Final answer:
SARS-CoV-2 does not undergo lysogeny like bacteriophages or latency like herpesviruses. Instead, it replicates its RNA within the host cell's cytoplasm and releases virions without integrating into the human genome.
Step-by-step explanation:
Can SARS-CoV-2 integrate into human cells (effectively undergo lysogeny)? the SARS-CoV-2 virus, responsible for the COVID-19 pandemic, does not integrate its genome into the host cell's genome in the same way that HIV, a retrovirus, does. HIV is able to reverse transcribe its RNA into DNA and integrate it into the host's genome, thereby undergoing a cycle that can be comparable to lysogeny in bacteria. In contrast, SARS-CoV-2 is an RNA virus with a replication strategy that does not involve the integration of its genetic material into the DNA of the human host cells.

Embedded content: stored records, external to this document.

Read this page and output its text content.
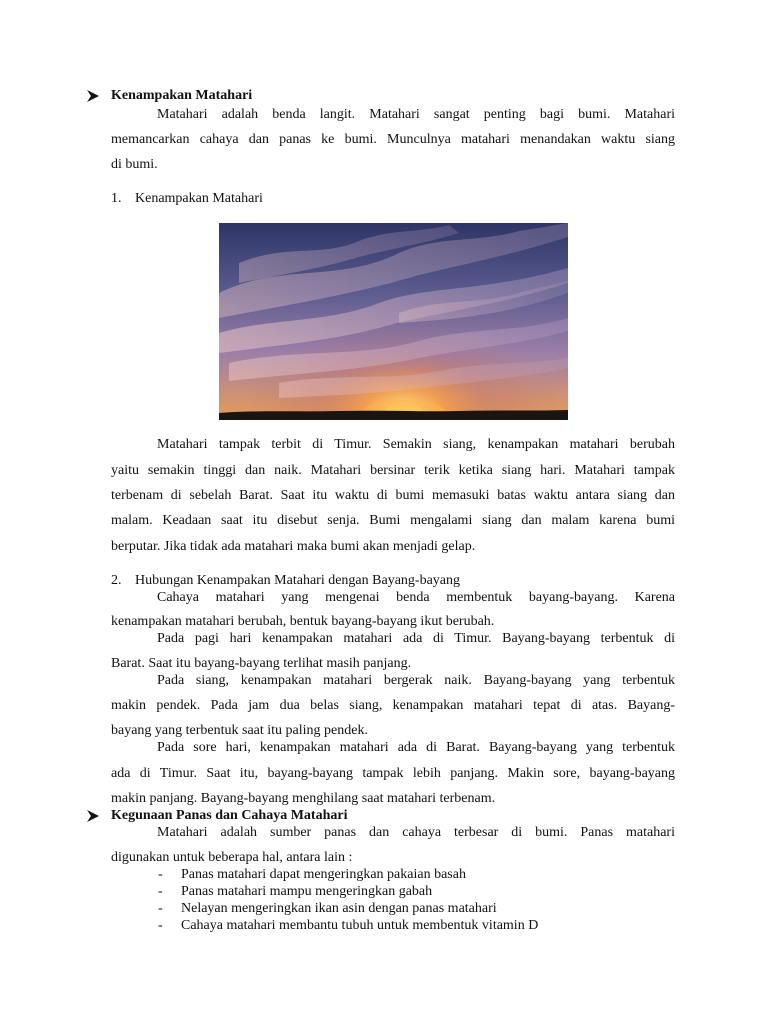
Kenampakan Matahari
Matahari adalah benda langit. Matahari sangat penting bagi bumi. Matahari
memancarkan cahaya dan panas ke bumi. Munculnya matahari menandakan waktu siang
di bumi.
1. Kenampakan Matahari
Matahari tampak terbit di Timur. Semakin siang, kenampakan matahari berubah
yaitu semakin tinggi dan naik. Matahari bersinar terik ketika siang hari. Matahari tampak
terbenam di sebelah Barat. Saat itu waktu di bumi memasuki batas waktu antara siang dan
malam. Keadaan saat itu disebut senja. Bumi mengalami siang dan malam karena bumi
berputar. Jika tidak ada matahari maka bumi akan menjadi gelap.
2. Hubungan Kenampakan Matahari dengan Bayang-bayang
Cahaya matahari yang mengenai benda membentuk bayang-bayang. Karena
kenampakan matahari berubah, bentuk bayang-bayang ikut berubah.
Pada pagi hari kenampakan matahari ada di Timur. Bayang-bayang terbentuk di
Barat. Saat itu bayang-bayang terlihat masih panjang.
Pada siang, kenampakan matahari bergerak naik. Bayang-bayang yang terbentuk
makin pendek. Pada jam dua belas siang, kenampakan matahari tepat di atas. Bayang-
bayang yang terbentuk saat itu paling pendek.
Pada sore hari, kenampakan matahari ada di Barat. Bayang-bayang yang terbentuk
ada di Timur. Saat itu, bayang-bayang tampak lebih panjang. Makin sore, bayang-bayang
makin panjang. Bayang-bayang menghilang saat matahari terbenam.
Kegunaan Panas dan Cahaya Matahari
Matahari adalah sumber panas dan cahaya terbesar di bumi. Panas matahari
digunakan untuk beberapa hal, antara lain :
- Panas matahari dapat mengeringkan pakaian basah
- Panas matahari mampu mengeringkan gabah
- Nelayan mengeringkan ikan asin dengan panas matahari
- Cahaya matahari membantu tubuh untuk membentuk vitamin D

Lysogeny is a process where a bacteriophage's DNA is incorporated into the host bacterium's genome, becomes a prophage, and replicates along with the host cell's genome. This can theoretically produce more virions over time. However, coronaviruses like SARS-CoV-2 do not undergo lysogeny; they replicate their RNA in the host cell's cytoplasm and then assemble and release new virions, potentially causing cell damage or lysis.
The concept of latency is observed in animal herpesviruses, where the virus can remain dormant in the host cells without producing new virions, somewhat analogous to the lysogenic cycle in bacteriophages. Yet, SARS-CoV-2 is not known to establish latency in the same manner.
Therefore, although mechanisms like the lysogenic cycle and latency exist for other viruses, SARS-CoV-2 does not integrate into the human genome nor does it establish a latent infection within human cells as part of its replication cycle.